Après ses vacances, la seconde a notamment dû se rendre en Irak et en Afghanistan, où les travailleurs étrangers risquent d'être enlevés et où elle a travaillé jusqu'à 18 heures par jour pendant quelques semaines d'affilée.

Comment leur niveau de stress a-t-il pu ne pas exploser? À la base, certaines personnes produisent moins de cortisol, puisque leurs gènes ou leur tempérament les favorisent à cet égard, répond M. Russell. Leur mode de vie - par exemple, l'habitude de faire du sport - peut également les aider à évacuer le stress plus efficacement.

Tout dépend aussi de la façon dont on perçoit un événement: une personne peut perdre le sommeil à l'idée de sauter d'un hélicoptère en plein vol pour atterrir sur une pente de ski, alors que l'autre y prend plaisir, rappelle souvent Sonia Lupien, directrice scientifique du Centre de recherche Fernand-Seguin de l'hôpital Louis-H. Lafontaine et directrice du Centre d'études sur le stress humain.

D'après les recherches, tous les stresseurs ne sont quand même pas égaux. Dans la célèbre échelle de Holmes et Rabe, utilisée depuis 1967, la mort d'un proche, la séparation ou la maladie (y compris celle d'un proche) sont jugées particulièrement perturbantes. Le fait d'avoir appris que sa mère avait le cancer expliquerait ainsi qu'une de nos volontaires affiche aujourd'hui un taux de cortisol anormalement élevé, soit presque deux fois plus qu'à l'époque où elle était cadre et se sentait beaucoup plus stressée.

Dans pareils cas, il demeure possible d'agir pour stopper sa production de cortisol, rappelle Robert-Paul Juster, qui a pu observer l'impact du deuil et de la maladie dans le cadre de ses travaux avec Sonia Lupien.
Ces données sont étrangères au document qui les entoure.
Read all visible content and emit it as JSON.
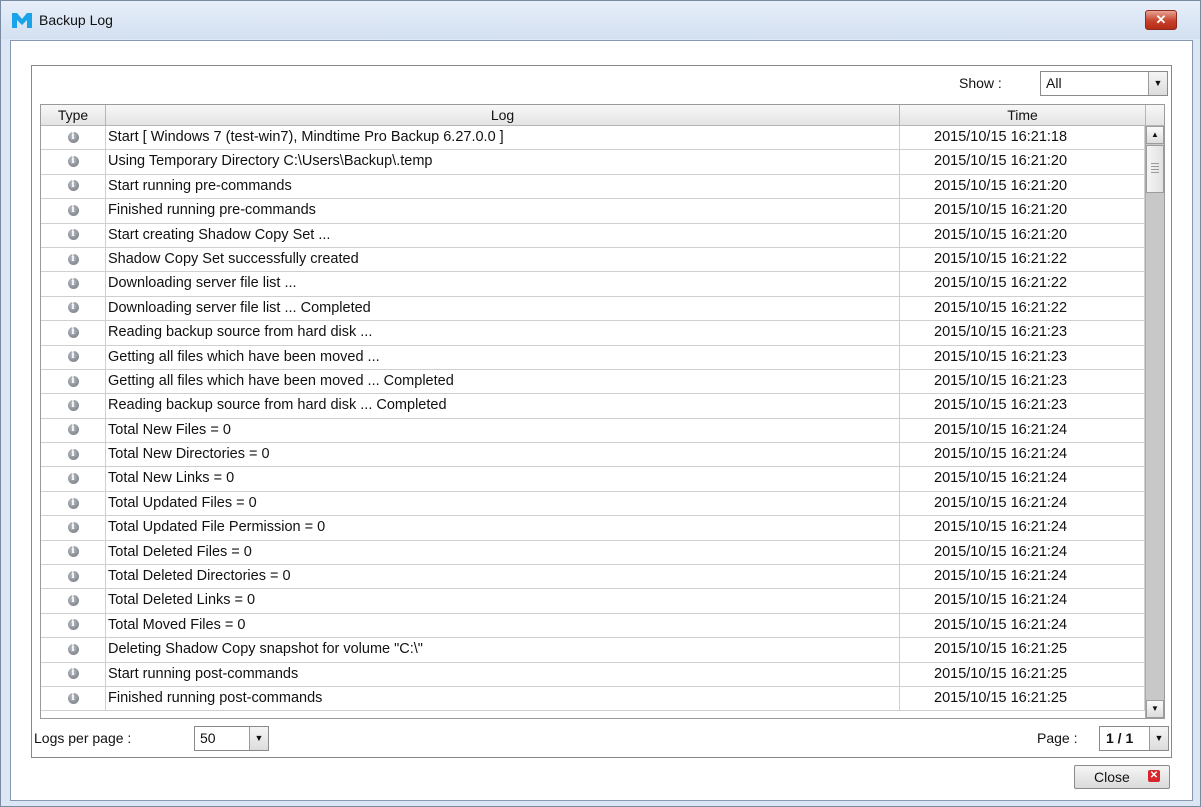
{
  "window": {
    "title": "Backup Log",
    "close_glyph": "✕",
    "logo_icon": "app-logo-icon"
  },
  "filter": {
    "show_label": "Show :",
    "show_value": "All"
  },
  "table": {
    "headers": {
      "type": "Type",
      "log": "Log",
      "time": "Time"
    },
    "rows": [
      {
        "type_icon": "info-icon",
        "log": "Start [ Windows 7 (test-win7), Mindtime Pro Backup 6.27.0.0 ]",
        "time": "2015/10/15 16:21:18"
      },
      {
        "type_icon": "info-icon",
        "log": "Using Temporary Directory C:\\Users\\Backup\\.temp",
        "time": "2015/10/15 16:21:20"
      },
      {
        "type_icon": "info-icon",
        "log": "Start running pre-commands",
        "time": "2015/10/15 16:21:20"
      },
      {
        "type_icon": "info-icon",
        "log": "Finished running pre-commands",
        "time": "2015/10/15 16:21:20"
      },
      {
        "type_icon": "info-icon",
        "log": "Start creating Shadow Copy Set ...",
        "time": "2015/10/15 16:21:20"
      },
      {
        "type_icon": "info-icon",
        "log": "Shadow Copy Set successfully created",
        "time": "2015/10/15 16:21:22"
      },
      {
        "type_icon": "info-icon",
        "log": "Downloading server file list ...",
        "time": "2015/10/15 16:21:22"
      },
      {
        "type_icon": "info-icon",
        "log": "Downloading server file list ... Completed",
        "time": "2015/10/15 16:21:22"
      },
      {
        "type_icon": "info-icon",
        "log": "Reading backup source from hard disk ...",
        "time": "2015/10/15 16:21:23"
      },
      {
        "type_icon": "info-icon",
        "log": "Getting all files which have been moved ...",
        "time": "2015/10/15 16:21:23"
      },
      {
        "type_icon": "info-icon",
        "log": "Getting all files which have been moved ... Completed",
        "time": "2015/10/15 16:21:23"
      },
      {
        "type_icon": "info-icon",
        "log": "Reading backup source from hard disk ... Completed",
        "time": "2015/10/15 16:21:23"
      },
      {
        "type_icon": "info-icon",
        "log": "Total New Files = 0",
        "time": "2015/10/15 16:21:24"
      },
      {
        "type_icon": "info-icon",
        "log": "Total New Directories = 0",
        "time": "2015/10/15 16:21:24"
      },
      {
        "type_icon": "info-icon",
        "log": "Total New Links = 0",
        "time": "2015/10/15 16:21:24"
      },
      {
        "type_icon": "info-icon",
        "log": "Total Updated Files = 0",
        "time": "2015/10/15 16:21:24"
      },
      {
        "type_icon": "info-icon",
        "log": "Total Updated File Permission = 0",
        "time": "2015/10/15 16:21:24"
      },
      {
        "type_icon": "info-icon",
        "log": "Total Deleted Files = 0",
        "time": "2015/10/15 16:21:24"
      },
      {
        "type_icon": "info-icon",
        "log": "Total Deleted Directories = 0",
        "time": "2015/10/15 16:21:24"
      },
      {
        "type_icon": "info-icon",
        "log": "Total Deleted Links = 0",
        "time": "2015/10/15 16:21:24"
      },
      {
        "type_icon": "info-icon",
        "log": "Total Moved Files = 0",
        "time": "2015/10/15 16:21:24"
      },
      {
        "type_icon": "info-icon",
        "log": "Deleting Shadow Copy snapshot for volume \"C:\\\"",
        "time": "2015/10/15 16:21:25"
      },
      {
        "type_icon": "info-icon",
        "log": "Start running post-commands",
        "time": "2015/10/15 16:21:25"
      },
      {
        "type_icon": "info-icon",
        "log": "Finished running post-commands",
        "time": "2015/10/15 16:21:25"
      }
    ]
  },
  "footer": {
    "logs_per_page_label": "Logs per page :",
    "logs_per_page_value": "50",
    "page_label": "Page :",
    "page_value": "1 / 1",
    "close_label": "Close",
    "close_icon_glyph": "✕"
  },
  "colors": {
    "title_bg": "#dbe7f5",
    "close_red": "#c7412b",
    "logo_blue": "#1aa3e8"
  }
}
«Le problème, c'est qu'on ne peut juger un livre à sa seule couverture, souligne l'Américaine Melinda Miller, qui mesure les ravages du stress pour l'entreprise américaine Allostatix. Certaines personnes sont plus stressées qu'elles le pensent, et vice versa.»

* **

PARTICIPANTS /LEUR SITUATION* /TAUX DE CORTISOL (ng/g)

Volontaire 1

1. En vacances, puis au travail comme gestionnaire / 652

2. Au travail comme simple employé / 122

Volontaire 2

1. En vacances, puis au travail à Montréal / 145

2. Au travail dans des zones dangereuses / 214

Volontaire 3

1. En vacances, puis en préparation et exécution d'une mission d'un mois ailleurs dans le monde / 214

2. Au travail à Montréal  / 150

Volontaire 4

1. En vacances, puis au travail à Montréal / 509

2. Au travail comme gestionnaire / 290

* Pour chaque personne, la première mesure couvre les mois de juillet, août et septembre derniers. La deuxième mesure couvre une période antérieure, de trois mois elle aussi.

* * *

PLUS STRESSÉS QUE CERTAINS CARDIAQUES

Depuis que le Dr Gideon Koren mène des études sur le sujet, le niveau de cortisol de ses participants se situe typiquement entre 200 ng/g et 400 ng/g. Lors d'une étude publiée l'an dernier, 56 victimes de crise cardiaque présentaient par exemple un niveau de cortisol moyen de 295 ng/g dans les trois mois précédant leur infarctus, contre 225 ng/g pour les 56 autres patients formant le groupe de contrôle. Un écart de quelques dizaines de nanogrammes semble donc significatif. Cela dit, les résultats varient énormément d'une personne à l'autre. À titre d'exemple, le niveau de cortisol des cardiaques étudiés par le Dr Koren se situait entre 105 ng/g et 809 ng, tandis que celui d'autres types de patients formant le groupe témoin se situait entre 77 ng/g et 950 ng/g.